Specificity and stability are independent concepts: a causal relationship may be at the same time highly specific and unstable (e.g., multi-factorial genetic diseases), or it may be highly stable but show a low degree of specificity (e.g., intestinal inflammation caused by various kinds of antibiotics).

Neither stability nor specificity will be used in our framework to distinguish different types of causes, but rather as signs of the presence of a causal connection.

In our framework, specificity is encoded as difference-making, since those very studies aiming at detecting causal efficacy of a drug under investigation also yield information about the variance of the effect under different tests. Observing a bijective difference making relationship between a class of causes and a class of effects is taken to raise the probability that the association between the cause–effect pairs is in indeed causal. Evidence about stability may be gleaned through studies showing the same cause–effect association in different sample populations.

Temporal order, distance, and duration

In his question “which is the cart and which the horse?”, Hill addresses the aspect of temporal precedence, seen as one of the most important markers of causality. The importance of this criterion is mirrored by the fact that many theorists of causality consider it a necessary prerequisite, to postulate alignment of the causal and the temporal direction, or even explicitly incorporate it in their formal framework. Precedence in time is considered so essential to causes that Russel bases his denial of their existence on the temporal symmetry of laws in physics (Russell1912).

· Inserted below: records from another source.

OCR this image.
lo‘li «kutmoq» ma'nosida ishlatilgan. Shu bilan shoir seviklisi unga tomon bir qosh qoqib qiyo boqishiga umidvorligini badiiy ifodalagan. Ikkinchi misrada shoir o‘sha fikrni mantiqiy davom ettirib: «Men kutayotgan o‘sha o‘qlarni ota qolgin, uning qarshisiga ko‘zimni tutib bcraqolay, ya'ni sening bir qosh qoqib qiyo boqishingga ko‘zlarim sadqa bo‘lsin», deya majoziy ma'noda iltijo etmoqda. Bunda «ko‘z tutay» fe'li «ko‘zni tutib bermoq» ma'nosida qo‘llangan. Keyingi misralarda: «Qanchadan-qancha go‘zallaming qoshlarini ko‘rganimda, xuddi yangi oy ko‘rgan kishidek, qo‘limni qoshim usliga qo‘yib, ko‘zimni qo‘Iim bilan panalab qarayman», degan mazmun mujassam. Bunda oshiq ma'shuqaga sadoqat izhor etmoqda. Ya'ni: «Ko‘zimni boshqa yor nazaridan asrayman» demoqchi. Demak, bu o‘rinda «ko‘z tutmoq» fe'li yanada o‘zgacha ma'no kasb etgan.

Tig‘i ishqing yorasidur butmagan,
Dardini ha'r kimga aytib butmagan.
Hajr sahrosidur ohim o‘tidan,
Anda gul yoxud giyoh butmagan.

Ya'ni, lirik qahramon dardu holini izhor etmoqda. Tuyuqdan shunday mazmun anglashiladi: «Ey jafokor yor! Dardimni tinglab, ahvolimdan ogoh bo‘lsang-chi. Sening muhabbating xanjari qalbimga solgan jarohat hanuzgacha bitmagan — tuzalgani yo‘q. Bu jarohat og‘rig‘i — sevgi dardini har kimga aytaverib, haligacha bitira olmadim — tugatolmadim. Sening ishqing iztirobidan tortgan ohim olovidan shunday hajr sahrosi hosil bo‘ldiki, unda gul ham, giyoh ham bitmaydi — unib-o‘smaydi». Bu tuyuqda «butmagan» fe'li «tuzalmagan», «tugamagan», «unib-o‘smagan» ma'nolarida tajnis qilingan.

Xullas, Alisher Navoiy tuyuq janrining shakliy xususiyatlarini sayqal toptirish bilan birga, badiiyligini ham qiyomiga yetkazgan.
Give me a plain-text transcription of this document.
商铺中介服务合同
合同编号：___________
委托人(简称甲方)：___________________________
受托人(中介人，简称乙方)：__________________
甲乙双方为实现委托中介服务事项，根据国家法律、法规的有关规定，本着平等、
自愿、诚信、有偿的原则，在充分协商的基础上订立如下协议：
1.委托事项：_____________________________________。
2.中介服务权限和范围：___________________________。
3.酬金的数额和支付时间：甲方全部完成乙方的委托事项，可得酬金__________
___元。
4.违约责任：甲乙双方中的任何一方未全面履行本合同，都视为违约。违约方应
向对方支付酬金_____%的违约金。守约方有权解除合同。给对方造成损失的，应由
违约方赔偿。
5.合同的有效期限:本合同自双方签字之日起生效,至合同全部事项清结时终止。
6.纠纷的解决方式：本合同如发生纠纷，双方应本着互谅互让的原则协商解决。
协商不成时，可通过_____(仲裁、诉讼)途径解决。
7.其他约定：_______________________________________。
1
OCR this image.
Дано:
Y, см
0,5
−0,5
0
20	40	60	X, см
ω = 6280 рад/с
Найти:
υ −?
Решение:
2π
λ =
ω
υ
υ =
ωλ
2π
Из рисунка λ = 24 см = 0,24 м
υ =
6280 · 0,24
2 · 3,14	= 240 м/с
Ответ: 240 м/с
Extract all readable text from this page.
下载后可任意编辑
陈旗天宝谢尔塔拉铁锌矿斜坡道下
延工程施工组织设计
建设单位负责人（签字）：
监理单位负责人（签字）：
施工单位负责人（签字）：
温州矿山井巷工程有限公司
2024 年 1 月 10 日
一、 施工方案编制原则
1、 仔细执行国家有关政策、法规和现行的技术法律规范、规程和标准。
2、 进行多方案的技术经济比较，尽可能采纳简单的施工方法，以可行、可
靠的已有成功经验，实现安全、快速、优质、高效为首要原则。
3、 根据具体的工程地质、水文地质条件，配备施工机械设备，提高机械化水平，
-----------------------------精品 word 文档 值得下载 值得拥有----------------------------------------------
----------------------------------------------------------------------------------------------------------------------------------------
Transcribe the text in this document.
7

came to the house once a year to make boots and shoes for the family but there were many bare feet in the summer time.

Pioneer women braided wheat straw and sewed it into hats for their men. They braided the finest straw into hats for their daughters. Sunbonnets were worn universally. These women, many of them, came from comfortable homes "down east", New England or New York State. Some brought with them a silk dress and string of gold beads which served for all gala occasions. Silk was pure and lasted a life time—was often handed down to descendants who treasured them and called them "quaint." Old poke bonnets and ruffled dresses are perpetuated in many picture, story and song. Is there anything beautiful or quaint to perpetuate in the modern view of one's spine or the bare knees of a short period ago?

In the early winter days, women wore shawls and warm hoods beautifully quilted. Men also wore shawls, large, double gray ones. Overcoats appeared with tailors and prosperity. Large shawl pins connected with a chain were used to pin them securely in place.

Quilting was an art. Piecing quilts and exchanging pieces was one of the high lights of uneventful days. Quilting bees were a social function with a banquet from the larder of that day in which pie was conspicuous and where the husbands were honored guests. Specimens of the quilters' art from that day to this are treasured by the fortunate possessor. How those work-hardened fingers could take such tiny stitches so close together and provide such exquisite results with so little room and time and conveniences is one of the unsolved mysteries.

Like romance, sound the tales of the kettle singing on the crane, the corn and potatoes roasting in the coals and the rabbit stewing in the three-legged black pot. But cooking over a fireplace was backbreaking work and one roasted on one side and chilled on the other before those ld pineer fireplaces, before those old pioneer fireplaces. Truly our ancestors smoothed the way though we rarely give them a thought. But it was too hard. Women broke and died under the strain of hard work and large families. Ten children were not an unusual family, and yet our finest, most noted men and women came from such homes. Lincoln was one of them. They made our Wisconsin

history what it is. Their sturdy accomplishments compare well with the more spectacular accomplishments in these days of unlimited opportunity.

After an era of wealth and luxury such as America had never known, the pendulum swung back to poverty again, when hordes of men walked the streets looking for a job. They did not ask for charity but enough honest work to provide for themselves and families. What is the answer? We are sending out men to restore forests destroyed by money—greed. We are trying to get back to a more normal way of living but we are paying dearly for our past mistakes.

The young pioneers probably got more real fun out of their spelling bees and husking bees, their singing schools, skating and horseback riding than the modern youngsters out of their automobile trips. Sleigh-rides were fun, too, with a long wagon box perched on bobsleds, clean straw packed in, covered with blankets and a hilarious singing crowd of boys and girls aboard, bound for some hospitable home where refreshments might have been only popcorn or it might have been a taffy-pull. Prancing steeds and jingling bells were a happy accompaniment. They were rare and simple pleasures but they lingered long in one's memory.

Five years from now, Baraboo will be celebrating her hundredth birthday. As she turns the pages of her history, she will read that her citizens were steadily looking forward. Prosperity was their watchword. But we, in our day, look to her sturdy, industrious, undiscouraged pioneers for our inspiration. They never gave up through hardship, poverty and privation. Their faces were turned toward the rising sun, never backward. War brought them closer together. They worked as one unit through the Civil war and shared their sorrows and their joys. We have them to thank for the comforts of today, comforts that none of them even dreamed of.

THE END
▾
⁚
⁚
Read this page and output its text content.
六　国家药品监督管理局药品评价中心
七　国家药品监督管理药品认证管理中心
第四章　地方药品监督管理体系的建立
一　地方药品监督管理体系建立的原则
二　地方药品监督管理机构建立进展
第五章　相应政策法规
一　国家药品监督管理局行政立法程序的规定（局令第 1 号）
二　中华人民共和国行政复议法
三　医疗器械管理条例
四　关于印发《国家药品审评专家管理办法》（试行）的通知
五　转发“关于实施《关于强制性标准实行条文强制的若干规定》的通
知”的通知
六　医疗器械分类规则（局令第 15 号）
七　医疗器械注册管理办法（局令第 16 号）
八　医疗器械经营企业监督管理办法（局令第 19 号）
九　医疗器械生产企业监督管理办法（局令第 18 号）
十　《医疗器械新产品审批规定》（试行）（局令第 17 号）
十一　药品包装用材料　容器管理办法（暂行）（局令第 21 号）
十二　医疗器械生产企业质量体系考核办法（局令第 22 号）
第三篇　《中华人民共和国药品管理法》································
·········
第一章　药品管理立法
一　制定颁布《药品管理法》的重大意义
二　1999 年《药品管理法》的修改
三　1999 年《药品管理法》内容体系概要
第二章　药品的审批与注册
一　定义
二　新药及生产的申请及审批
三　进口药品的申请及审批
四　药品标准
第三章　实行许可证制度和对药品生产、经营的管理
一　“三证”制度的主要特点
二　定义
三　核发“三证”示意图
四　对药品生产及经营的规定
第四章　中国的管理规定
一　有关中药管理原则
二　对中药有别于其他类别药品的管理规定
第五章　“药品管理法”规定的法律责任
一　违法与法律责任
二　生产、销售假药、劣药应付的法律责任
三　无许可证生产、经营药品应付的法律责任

(Suppes1970) goes beyond Reichenbach’s common cause principle in explicitly building on the direction of time in his probabilistic definition of causality: an event genuinely causes a subsequent second event if it is identified as a “prima facie cause” — i.e., it precedes the effect and raises its probability — and guaranteed not to be a side effect, i.e., an instance of “spurious causation”. Hence, although temporal precedence is a necessary condition for causality, it is not sufficient for it because of the possibility of confounding (reverse causation, residual confounding, confounding by indication).

In our framework, temporality is expressed straightforwardly by a temporality variable to sum up the above distinctive criteria.

Related to specificity as influence is also the dose-response relationship, where a clear pattern of quantitative dependency manifests. Quite in line with Lewis’ idea of fine-grained relevance as a characteristic feature of causation (Lewis2000), Hill sees it as a strong indicator of a causal relation if an investigation reveals a biological gradient, in that a clear dose-response curve admits a simple explanation.

Drawing causal inferences from functional or statistical relations alone is a hard task and in many cases not feasible. If a functional description (like a structural equation) or a statistical connection (like a high measure of covariance) is available though (and has proven stable), it can be used for intervention and prediction — two hallmarks of causal knowledge. Although David Freedman criticises the Spirtes-Glymour-Scheines approach (Spirtes et al. 2000) towards automatically inferring causal claims from raw data, he points precisely to the practical use of formal dose-response relations when he writes that “[t]hree possible uses for regression equations are (i) to summarise data, or (ii) to predict values of the dependent variable, or (iii) to predict the results of interventions” (Freedman 1997, p. 62).

In our framework, the existence of a dose-response model is an important indicator of causality especially because the detection of a clear dose-response curve (e.g., a linear relation between treatment or exposure and observed effect values with small error terms) is best explained by positing a truly ontological influence structure along Reichenbach’s principle: The variables are either directly causally related or correlated due to the presence of a common cause. Further research (e.g., RCTs) and the inclusion of other causal indicators (e.g., temporal order) will be useful in disambiguating explanatory candidates.

Inferential Patterns

Whereas Hill does not make an explicit epistemic distinction among his guideline, we demarcate causal indicators (points 1 to 5 above) from inferential patterns: plausibility of biological mechanisms, coherent evidence, support by experiment and analogy.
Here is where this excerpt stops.